Students at Goldsmiths College in London have criticised one of their lecturers, the artist Dawn Mellor, whom they say misled them as to her gender identity. Mellor, who teaches fine art, adopted a non-binary persona called ‘Tippy Rampage’. A letter sent from a senior colleague had asked students and staff to use Mellor’s new name and the pronouns they/them/their. Students say that after Mellor adopted her new name she became a popular teacher for those identifying as queer or trans. It has since emerged however that Tippy Rampage was invented as one of several fake personas for an art project, except Mellor continued the Tippy Rampage persona, which the artist describes in an interview as ‘toxic and unpleasant’, beyond the confines of the original painting and writing project.
The controversy has spread beyond college politics into a social media furore. An artist who goes by the name of Rodent posted on Twitter ‘The whole Dawn Mellor/Tippy Rampage mess is so gross on so many levels. Masquerading as a trans person to push a toxic stereotype, abusing the trust of trans students + using them as non-consenting research subjects is fucking WILD.’
Another wrote ‘Let me not even have to consider how the behaviour of Dawn Mellor may reflect on my own future opportunities in academia. Please. I was just starting to have hope that I might one day be a lecturer who can help provide a safe space for queer students.’
Mellor launched a book, Sirens, in London on Friday which, the blurb states maps ‘the protagonist’s shifting relationship to crime, gender, class and sexuality from multiple perspectives: as a child in Gamesley in the 70s, a lesbian performer in sex clubs in the mid 90s, an artist with and without gallery representation, and as a lecturer within an academic institution. These changes of position mix the language of a rally cry with an acerbic satire of the authorial voice and everyone they encounter.’
Reflecting on her work with Studio International last year, Mellor said ‘The characters are often developed during the painting process, where the application of paint allows for shifting positions to present themselves simultaneously.’

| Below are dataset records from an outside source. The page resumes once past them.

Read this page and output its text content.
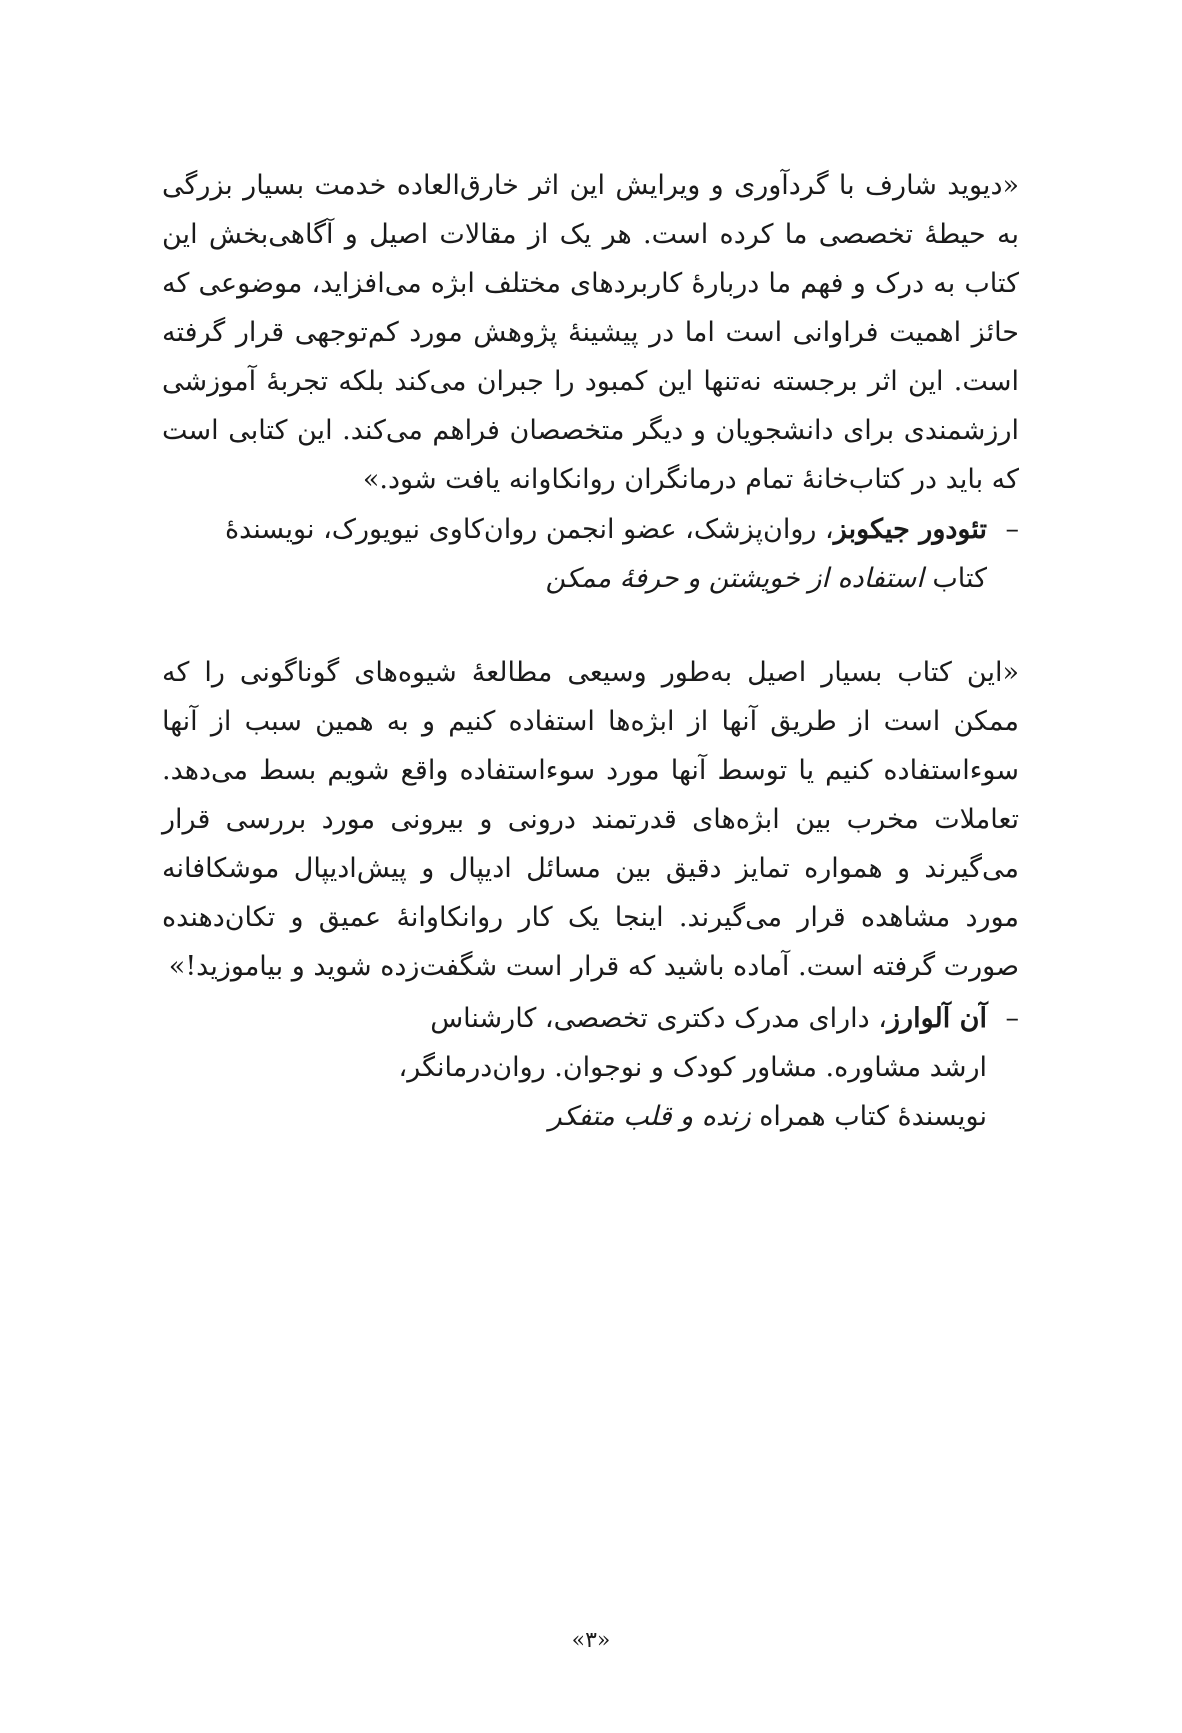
«دیوید شارف با گردآوری و ویرایش این اثر خارق‌العاده خدمت بسیار بزرگی به حیطهٔ تخصصی ما کرده است. هر یک از مقالات اصیل و آگاهی‌بخش این کتاب به درک و فهم ما دربارهٔ کاربردهای مختلف ابژه می‌افزاید، موضوعی که حائز اهمیت فراوانی است اما در پیشینهٔ پژوهش مورد کم‌توجهی قرار گرفته است. این اثر برجسته نه‌تنها این کمبود را جبران می‌کند بلکه تجربهٔ آموزشی ارزشمندی برای دانشجویان و دیگر متخصصان فراهم می‌کند. این کتابی است که باید در کتاب‌خانهٔ تمام درمانگران روانکاوانه یافت شود.»

–
تئودور جیکوبز، روان‌پزشک، عضو انجمن روان‌کاوی نیویورک، نویسندهٔ کتاب استفاده از خویشتن و حرفهٔ ممکن

«این کتاب بسیار اصیل به‌طور وسیعی مطالعهٔ شیوه‌های گوناگونی را که ممکن است از طریق آنها از ابژه‌ها استفاده کنیم و به همین سبب از آنها سوءاستفاده کنیم یا توسط آنها مورد سوءاستفاده واقع شویم بسط می‌دهد. تعاملات مخرب بین ابژه‌های قدرتمند درونی و بیرونی مورد بررسی قرار می‌گیرند و همواره تمایز دقیق بین مسائل ادیپال و پیش‌ادیپال موشکافانه مورد مشاهده قرار می‌گیرند. اینجا یک کار روانکاوانهٔ عمیق و تکان‌دهنده صورت گرفته است. آماده باشید که قرار است شگفت‌زده شوید و بیاموزید!»

–
آن آلوارز، دارای مدرک دکتری تخصصی، کارشناس ارشد مشاوره. مشاور کودک و نوجوان. روان‌درمانگر، نویسندهٔ کتاب همراه زنده و قلب متفکر

«۳»
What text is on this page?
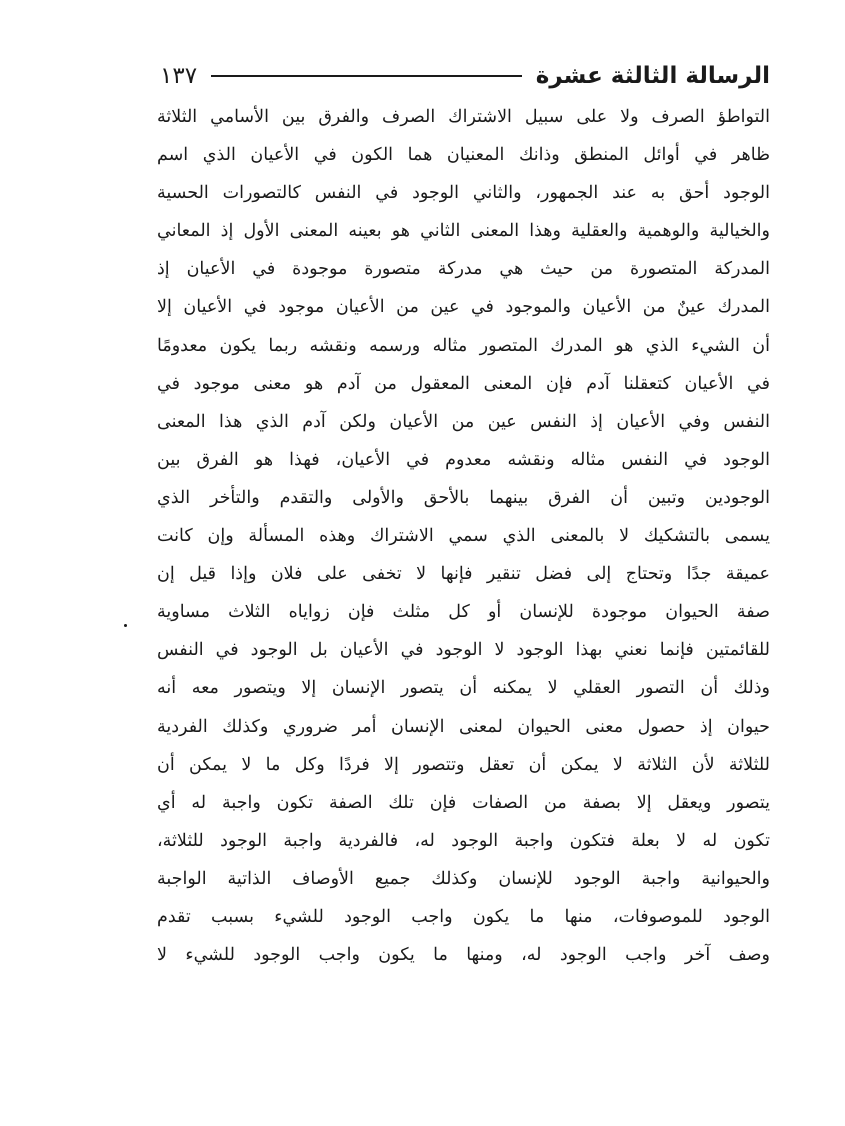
الرسالة الثالثة عشرة
١٣٧
التواطؤ الصرف ولا على سبيل الاشتراك الصرف والفرق بين الأسامي الثلاثة
ظاهر في أوائل المنطق وذانك المعنيان هما الكون في الأعيان الذي اسم
الوجود أحق به عند الجمهور، والثاني الوجود في النفس كالتصورات الحسية
والخيالية والوهمية والعقلية وهذا المعنى الثاني هو بعينه المعنى الأول إذ المعاني
المدركة المتصورة من حيث هي مدركة متصورة موجودة في الأعيان إذ
المدرك عينٌ من الأعيان والموجود في عين من الأعيان موجود في الأعيان إلا
أن الشيء الذي هو المدرك المتصور مثاله ورسمه ونقشه ربما يكون معدومًا
في الأعيان كتعقلنا آدم فإن المعنى المعقول من آدم هو معنى موجود في
النفس وفي الأعيان إذ النفس عين من الأعيان ولكن آدم الذي هذا المعنى
الوجود في النفس مثاله ونقشه معدوم في الأعيان، فهذا هو الفرق بين
الوجودين وتبين أن الفرق بينهما بالأحق والأولى والتقدم والتأخر الذي
يسمى بالتشكيك لا بالمعنى الذي سمي الاشتراك وهذه المسألة وإن كانت
عميقة جدًا وتحتاج إلى فضل تنقير فإنها لا تخفى على فلان وإذا قيل إن
صفة الحيوان موجودة للإنسان أو كل مثلث فإن زواياه الثلاث مساوية
للقائمتين فإنما نعني بهذا الوجود لا الوجود في الأعيان بل الوجود في النفس
وذلك أن التصور العقلي لا يمكنه أن يتصور الإنسان إلا ويتصور معه أنه
حيوان إذ حصول معنى الحيوان لمعنى الإنسان أمر ضروري وكذلك الفردية
للثلاثة لأن الثلاثة لا يمكن أن تعقل وتتصور إلا فردًا وكل ما لا يمكن أن
يتصور ويعقل إلا بصفة من الصفات فإن تلك الصفة تكون واجبة له أي
تكون له لا بعلة فتكون واجبة الوجود له، فالفردية واجبة الوجود للثلاثة،
والحيوانية واجبة الوجود للإنسان وكذلك جميع الأوصاف الذاتية الواجبة
الوجود للموصوفات، منها ما يكون واجب الوجود للشيء بسبب تقدم
وصف آخر واجب الوجود له، ومنها ما يكون واجب الوجود للشيء لا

‘It is impossible for me to paint mainstream famous women without considering historical representations in terms of class, gender, race or sexuality. Some of the gender switching that occurs in the [2018 exhibition at Team Gallery, New York] Sirens seeks to disrupt assumptions about what the paintings are doing… my own position is not one of simplistic hostility towards how other people choose to self-identify in conditions where we are all performing identities, or have them applied to us. I have consumed an excessive amount of lectures on identity politics during the process of this book, and I find myself being persuaded by various points in different arguments.’
In an invitation to the launch, seen by The Tab, who originally broke the story, Mellor writes ‘The book was initially proposed several years ago in my job application form, for my role as lecturer in studio practice for the Fine Art BA and contains in full the presentation I gave for the job interview. The character Tippy Rampage, performed mostly onsite at Goldsmiths and on social media accounts, has contributed to some parts of the research.’